AbCellera was spun out in 2012 from the University of British Columbia’s interdisciplinary Michael Smith Laboratories, where Dr. Hansen ran the bioengineering group. Using technology developed at the lab, AbCellera speeds up the process of isolating and identifying antibodies that humans create to fight infections. Its “antibody discovery engine” passes blood samples from a person who has developed an immunity to a disease through a credit-card-sized device with hundreds of thousands of tiny chambers. With the help of artificial intelligence, it tests antibodies produced by cells in each chamber simultaneously, to determine which have potential to become drugs.

AbCellera used its ability to unearth antibodies quicker and more cheaply than conventional methods to work in the mid-2010s with partner MassBiologics on projects funded by the U.S. Defense Department’s Defense Advanced Research Projects Agency (DARPA).

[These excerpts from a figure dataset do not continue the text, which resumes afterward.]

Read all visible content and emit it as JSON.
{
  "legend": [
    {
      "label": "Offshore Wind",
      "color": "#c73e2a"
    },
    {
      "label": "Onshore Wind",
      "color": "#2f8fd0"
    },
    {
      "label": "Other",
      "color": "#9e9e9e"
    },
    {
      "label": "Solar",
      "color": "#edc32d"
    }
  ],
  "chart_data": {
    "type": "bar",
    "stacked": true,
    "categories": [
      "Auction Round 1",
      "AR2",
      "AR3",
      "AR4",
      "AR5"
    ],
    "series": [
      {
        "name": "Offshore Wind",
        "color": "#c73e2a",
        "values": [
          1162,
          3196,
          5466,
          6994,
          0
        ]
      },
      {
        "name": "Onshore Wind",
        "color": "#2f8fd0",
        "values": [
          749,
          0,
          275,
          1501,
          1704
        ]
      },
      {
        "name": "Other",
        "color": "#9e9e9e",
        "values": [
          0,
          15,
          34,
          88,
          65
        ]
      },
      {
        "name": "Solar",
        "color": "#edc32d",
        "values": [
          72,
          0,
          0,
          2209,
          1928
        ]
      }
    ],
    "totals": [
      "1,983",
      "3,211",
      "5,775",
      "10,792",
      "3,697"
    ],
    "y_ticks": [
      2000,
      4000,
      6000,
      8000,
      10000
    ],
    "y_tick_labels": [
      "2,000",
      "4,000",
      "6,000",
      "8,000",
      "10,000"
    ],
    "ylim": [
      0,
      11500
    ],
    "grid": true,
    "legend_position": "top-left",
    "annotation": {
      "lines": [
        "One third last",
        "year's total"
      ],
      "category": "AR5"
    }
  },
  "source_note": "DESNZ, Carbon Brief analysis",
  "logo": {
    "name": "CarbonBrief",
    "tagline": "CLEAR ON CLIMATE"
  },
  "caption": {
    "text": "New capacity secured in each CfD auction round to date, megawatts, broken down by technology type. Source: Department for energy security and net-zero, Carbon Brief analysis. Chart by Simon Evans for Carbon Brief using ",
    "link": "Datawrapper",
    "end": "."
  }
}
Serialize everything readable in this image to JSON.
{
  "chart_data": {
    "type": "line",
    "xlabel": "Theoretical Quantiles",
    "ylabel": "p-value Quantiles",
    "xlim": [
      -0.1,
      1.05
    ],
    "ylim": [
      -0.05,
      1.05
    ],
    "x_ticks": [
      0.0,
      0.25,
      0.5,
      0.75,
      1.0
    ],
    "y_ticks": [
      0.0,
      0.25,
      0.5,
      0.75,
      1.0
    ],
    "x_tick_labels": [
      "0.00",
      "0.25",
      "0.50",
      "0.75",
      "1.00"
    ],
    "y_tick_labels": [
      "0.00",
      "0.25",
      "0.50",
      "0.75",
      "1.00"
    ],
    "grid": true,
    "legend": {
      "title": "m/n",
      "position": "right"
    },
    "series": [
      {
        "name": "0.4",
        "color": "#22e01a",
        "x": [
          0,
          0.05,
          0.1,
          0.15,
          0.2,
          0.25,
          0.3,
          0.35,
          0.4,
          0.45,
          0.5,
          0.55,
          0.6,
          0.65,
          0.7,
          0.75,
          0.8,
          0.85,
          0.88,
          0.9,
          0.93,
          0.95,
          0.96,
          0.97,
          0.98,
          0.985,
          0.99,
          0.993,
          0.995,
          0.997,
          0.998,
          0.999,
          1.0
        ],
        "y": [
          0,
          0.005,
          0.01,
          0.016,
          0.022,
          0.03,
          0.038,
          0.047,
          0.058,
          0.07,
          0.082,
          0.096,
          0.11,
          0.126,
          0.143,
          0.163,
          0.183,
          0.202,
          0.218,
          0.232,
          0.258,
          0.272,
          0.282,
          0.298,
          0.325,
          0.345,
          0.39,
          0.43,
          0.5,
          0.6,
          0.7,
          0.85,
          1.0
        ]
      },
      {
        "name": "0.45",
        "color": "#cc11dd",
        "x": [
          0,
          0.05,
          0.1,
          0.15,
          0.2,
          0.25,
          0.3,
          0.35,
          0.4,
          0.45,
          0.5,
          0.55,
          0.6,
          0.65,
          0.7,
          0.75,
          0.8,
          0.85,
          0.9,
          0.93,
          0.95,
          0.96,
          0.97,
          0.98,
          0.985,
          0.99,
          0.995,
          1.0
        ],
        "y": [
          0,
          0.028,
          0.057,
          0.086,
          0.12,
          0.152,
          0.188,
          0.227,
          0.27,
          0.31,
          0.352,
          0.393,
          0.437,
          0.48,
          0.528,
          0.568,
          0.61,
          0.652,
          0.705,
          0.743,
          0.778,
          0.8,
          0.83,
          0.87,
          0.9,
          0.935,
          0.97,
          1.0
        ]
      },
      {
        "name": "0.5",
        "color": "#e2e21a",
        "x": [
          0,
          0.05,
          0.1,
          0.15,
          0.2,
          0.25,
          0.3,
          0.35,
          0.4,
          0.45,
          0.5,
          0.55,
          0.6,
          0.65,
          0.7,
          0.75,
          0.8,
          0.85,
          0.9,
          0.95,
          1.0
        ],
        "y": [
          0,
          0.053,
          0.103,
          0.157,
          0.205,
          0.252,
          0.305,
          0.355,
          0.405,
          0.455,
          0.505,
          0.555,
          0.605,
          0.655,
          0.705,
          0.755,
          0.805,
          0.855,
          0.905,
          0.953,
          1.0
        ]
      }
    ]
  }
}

The agency, famed for funding the creation of the internet, voice-recognition software and unmanned drones, focused on efforts to rapidly find medical responses to pandemics a decade ago, after the H1N1 outbreak.

In 2018, AbCellera got US$30.6-million from DARPA to lead one of four research groups aimed at developing antibody treatments for pandemics. Antibodies can temporarily immunize people and help fight the virus in an infected person. AbCellera also received $4.8-million from the Bill and Melinda Gates Foundation and $175.6-million from the Canadian government to build antibody therapies for pandemics.

That DARPA exercise turned into a race against time as the virus that causes COVID-19 spread. Within three days of receiving a blood sample from a recovered patient on Feb. 28, AbCellera researchers isolated hundreds of antibody candidates. They cut that to 24 within three weeks, partnered with Eli Lilly, and within 90 days, bamlanivimab was in clinical trials. “You could work in science and technology your entire life and not have an opportunity to do work as important on the world stage, when there is such an intense and urgent need for success,” Dr. Hansen told The Globe and Mail in May.